E501 Posting: Hairston v Berlin

Ah Maxine Hairston, she was such a force in rhetoric and composition. She argued her position thoroughly and staunchly maintained her stance. Such adept, skilled maneuvering of debate is truly admirable.  She was usually right, in my opinion, although this time I must challenge part of her argument on the banning of political rhetoric from the classroom.

My line of argument slightly deviates from Hairston’s on the fight to leave all politics outside the classroom. I say everything is political. The fact remains that students (freshman are the main focus for Hairston) are at a university, following structured degree programs, and kowtowing to administrational requirements…all part of the politics embedded in the university institution. So teachers must exercise their influence in the most minimalistic manner possible, but acknowledging with a slight gesture, from time to time, the presence of the political elephant in the room. Pointing out this presence to students is a type of community responsibility, I think. For example, a professor saying, “hey, watch out for the state’s control of education in your degree requirements (like mandatory public speech)!” is a friendly “heads up.” Hairston’s reply to me would probably be “of course! But have the students write about their views on such topics, not just assimilate your opinion on the issue!”

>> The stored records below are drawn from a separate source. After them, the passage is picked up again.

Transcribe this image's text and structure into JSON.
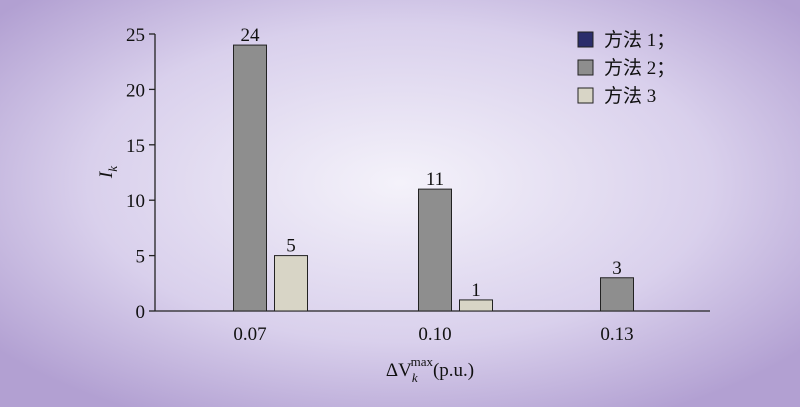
{
  "chart_data": {
    "type": "bar",
    "y_label": {
      "base": "I",
      "sub": "k"
    },
    "x_label": {
      "base": "ΔV",
      "sub": "k",
      "sup": "max",
      "unit": "(p.u.)"
    },
    "categories": [
      "0.07",
      "0.10",
      "0.13"
    ],
    "series": [
      {
        "name": "方法 1；",
        "color": "#2b2d6b",
        "values": [
          0,
          0,
          0
        ]
      },
      {
        "name": "方法 2；",
        "color": "#8e8e8e",
        "values": [
          24,
          11,
          3
        ]
      },
      {
        "name": "方法 3",
        "color": "#d8d5c6",
        "values": [
          5,
          1,
          0
        ]
      }
    ],
    "ylim": [
      0,
      25
    ],
    "yticks": [
      0,
      5,
      10,
      15,
      20,
      25
    ],
    "legend": "top-right",
    "grid": false
  }
}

James Berlin would argue the point with Hairston as well by saying that the political, cultural influences of whatever modern age narrative we are living in, are irremovable. The best we can do is see those influences, shut out those we can, and mitigate the effects of those we cannot. Berlin would argue against Hairston’s critique that revealing ideology, when it is encountered, such as social-epistemic rhetoric, is putting “the social goals of the teacher before the educational needs of the student.”  He would say it is inevitable that they will need to know these things, why not teach them in the open forum of the classroom. Berlin cautions, though, how social-epistemic rhetoric tries to push ideology at the center of the classroom-but beware, capitalism, a Jekyl-Hyde individualistic tenet touted by both ideologies, can grab ahold of the classroom if you let it and edge out the students’ involvement.

I agree with Hairston that the diverse classroom is best for learning. With our students coming from diverse backgrounds, as Hairston contends, socio-politico topics will be introduced in a natural process-by the students. I agree with her that teachers must leave space for issues, help students as they wrangle with their understandings and let them apply their findings to their lives as they see fit. The student-centered classroom allows breathing room for this discovery process.

Again I agree with Hairston’s argument that teachers must leave their personal politics outside the classroom door. But, I must admit, it is seductive to think of a classroom of eager minds just waiting for me to lay some ideology on them like Socrates did. Of course, in my dream I would wrap myself in compassion for student’s naïve obeisance of the powers that be, soothe my conscious with a sense of obligation to warn them, but all the while I am walking a fine line between detachment and manipulation. If Maxine Hairston were to follow this frightening scenario and implement my own philosophy against me, she would admonish me to warn my own students of teachers…like me.